Baptiste Delhauteur : roses de personne
L’auteur ne cherche pas à caresser son lecteur dans le sens du poil : “Vous m’êtes tous étrangers. Il n’est que mon Amour que j’admette à partager ce qu’il convient de dire, ce qu’il convient de penser, justement, au sujet des mots et puis au sujet des choses. Et puis, il ne fait pas assez noir autour de nous. Remédions à cela. Nous donnons au monde trop de clarté.”
Dès lors, l’auteur opte pour une juste mesure. Il refuse d’être l’optimiste qui se noie dans un verre à moitié plein et le pessimiste dans un autre à moitié vide.
D’où cet exercice, entre l’ombre et la lumière, le rêve et le cauchemar, là où tout, finalement, ne s’émettra que sous l’ordre de l’écharpe ou du filet de voix adressé à quelqu’un, à tous, à personne en ce qui tient d’un soliloque. Celui-ci rebondit sur les rideaux d’un lieu clos pour faire sourdre une autre voix méconnaissable bien que connue, celle de Rilke.
Delhauteur évoque ce qu’il nomme “une petite prose, pourtant toujours absente de toutes les éditions courantes (…) extraite de carnets de notes dont on ne connait que deux indices vieilles de 80 ans”. Et l’auteur d’ajouter : “ces quelques mots ne sont que la répétition insistante d’un questionnement lisible tout au long des vingt-quatre petits tableaux des Roses, dont ils sont contemporains.”. Là encore le songe n’est pas loin. Rilke trouvera-t-il en ces roses un peu de rouge sang lui permettant de survivre “yeux clos sur le sommeil des multitudes enterrées au cimetière ?”
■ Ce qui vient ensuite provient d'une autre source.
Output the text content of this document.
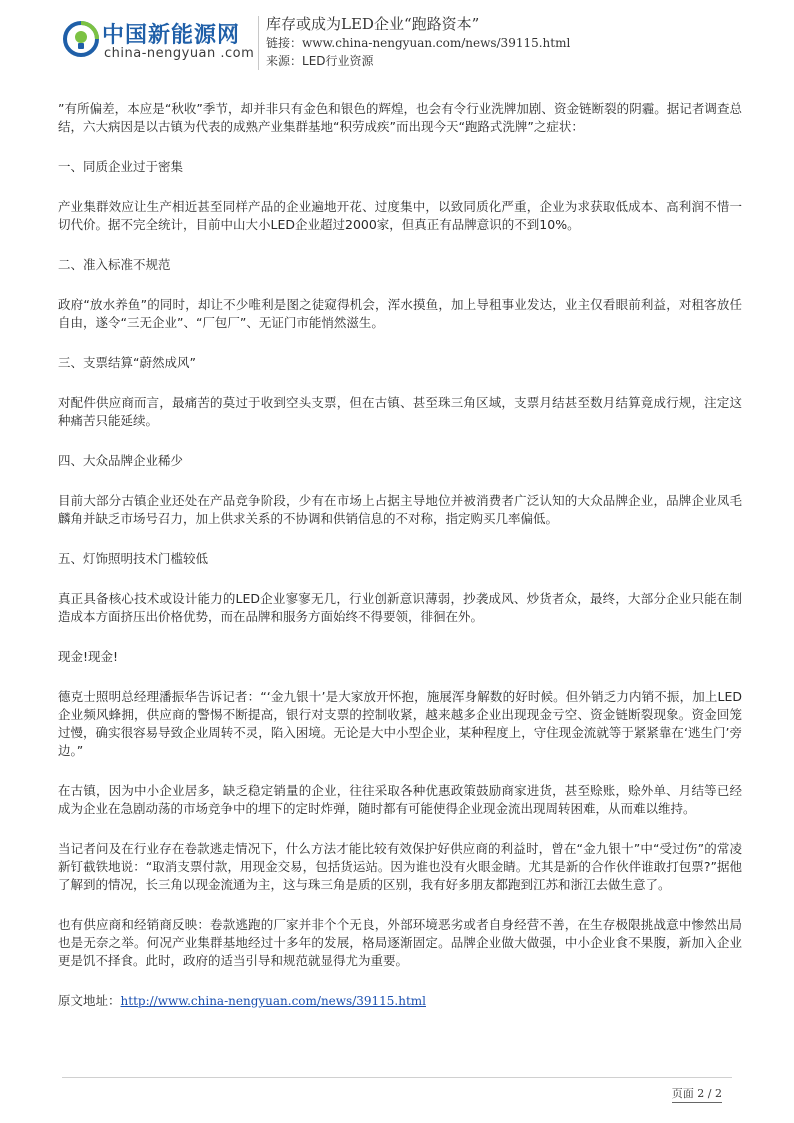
中国新能源网
china-nengyuan .com
库存或成为LED企业“跑路资本”
链接：www.china-nengyuan.com/news/39115.html
来源：LED行业资源

”有所偏差，本应是“秋收”季节，却并非只有金色和银色的辉煌，也会有令行业洗牌加剧、资金链断裂的阴霾。据记者调查总结，六大病因是以古镇为代表的成熟产业集群基地“积劳成疾”而出现今天“跑路式洗牌”之症状：

一、同质企业过于密集

产业集群效应让生产相近甚至同样产品的企业遍地开花、过度集中，以致同质化严重，企业为求获取低成本、高利润不惜一切代价。据不完全统计，目前中山大小LED企业超过2000家，但真正有品牌意识的不到10%。

二、准入标准不规范

政府“放水养鱼”的同时，却让不少唯利是图之徒窥得机会，浑水摸鱼，加上导租事业发达，业主仅看眼前利益，对租客放任自由，遂令“三无企业”、“厂包厂”、无证门市能悄然滋生。

三、支票结算“蔚然成风”

对配件供应商而言，最痛苦的莫过于收到空头支票，但在古镇、甚至珠三角区域，支票月结甚至数月结算竟成行规，注定这种痛苦只能延续。

四、大众品牌企业稀少

目前大部分古镇企业还处在产品竞争阶段，少有在市场上占据主导地位并被消费者广泛认知的大众品牌企业，品牌企业凤毛麟角并缺乏市场号召力，加上供求关系的不协调和供销信息的不对称，指定购买几率偏低。

五、灯饰照明技术门槛较低

真正具备核心技术或设计能力的LED企业寥寥无几，行业创新意识薄弱，抄袭成风、炒货者众，最终，大部分企业只能在制造成本方面挤压出价格优势，而在品牌和服务方面始终不得要领，徘徊在外。

现金!现金!

德克士照明总经理潘振华告诉记者：“‘金九银十’是大家放开怀抱，施展浑身解数的好时候。但外销乏力内销不振，加上LED企业频风蜂拥，供应商的警惕不断提高，银行对支票的控制收紧，越来越多企业出现现金亏空、资金链断裂现象。资金回笼过慢，确实很容易导致企业周转不灵，陷入困境。无论是大中小型企业，某种程度上，守住现金流就等于紧紧靠在‘逃生门’旁边。”

在古镇，因为中小企业居多，缺乏稳定销量的企业，往往采取各种优惠政策鼓励商家进货，甚至赊账，赊外单、月结等已经成为企业在急剧动荡的市场竞争中的埋下的定时炸弹，随时都有可能使得企业现金流出现周转困难，从而难以维持。

当记者问及在行业存在卷款逃走情况下，什么方法才能比较有效保护好供应商的利益时，曾在“金九银十”中“受过伤”的常凌新钉截铁地说：“取消支票付款，用现金交易，包括货运站。因为谁也没有火眼金睛。尤其是新的合作伙伴谁敢打包票?”据他了解到的情况，长三角以现金流通为主，这与珠三角是质的区别，我有好多朋友都跑到江苏和浙江去做生意了。

也有供应商和经销商反映：卷款逃跑的厂家并非个个无良，外部环境恶劣或者自身经营不善，在生存极限挑战意中惨然出局也是无奈之举。何况产业集群基地经过十多年的发展，格局逐渐固定。品牌企业做大做强，中小企业食不果腹，新加入企业更是饥不择食。此时，政府的适当引导和规范就显得尤为重要。

原文地址：http://www.china-nengyuan.com/news/39115.html

页面 2 / 2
Ces quelques mots égarés ouvrent-ils à une révision de l’oeuvre ? Non sans doute car la disparition est la condition insécable de la condition humaine. Avec le temps, celle-là est de plus en plus plurielle segmentée sous couvert de mondialisation. Néanmoins, des roses imaginaires et leur lumière dense demeurent afin que nous cheminions encore.
La poésie qui s’adresse aux aimé(e)s est écrite pour que nous les rejoignions. Il s’agit de sentir leur présence, de les retenir au-delà du temps par effet de présent ou de rêve. La poésie est donc une question de chaleur qui n’est pas seulement ambiante. Elle est l’appel renouvelé au fait d’être vivant. Elle est aussi hommage à l’existence de l’autre même si, en elle, dans demeure l’égoïsme d’un repli sur soi.
C’est le passage obligé fait de solitude, de silence, de présence « in abstentia ». Il altère sans doute ce partage mais comment procéder autrement ?
jean-paul gavard-perret
Baptiste Delhauteur, Inadvertance & La stèle de Rainer Maria Rilke, Maison Dagoit, Derrière la salle de bains, Rouen, 2018 — 12,00 €.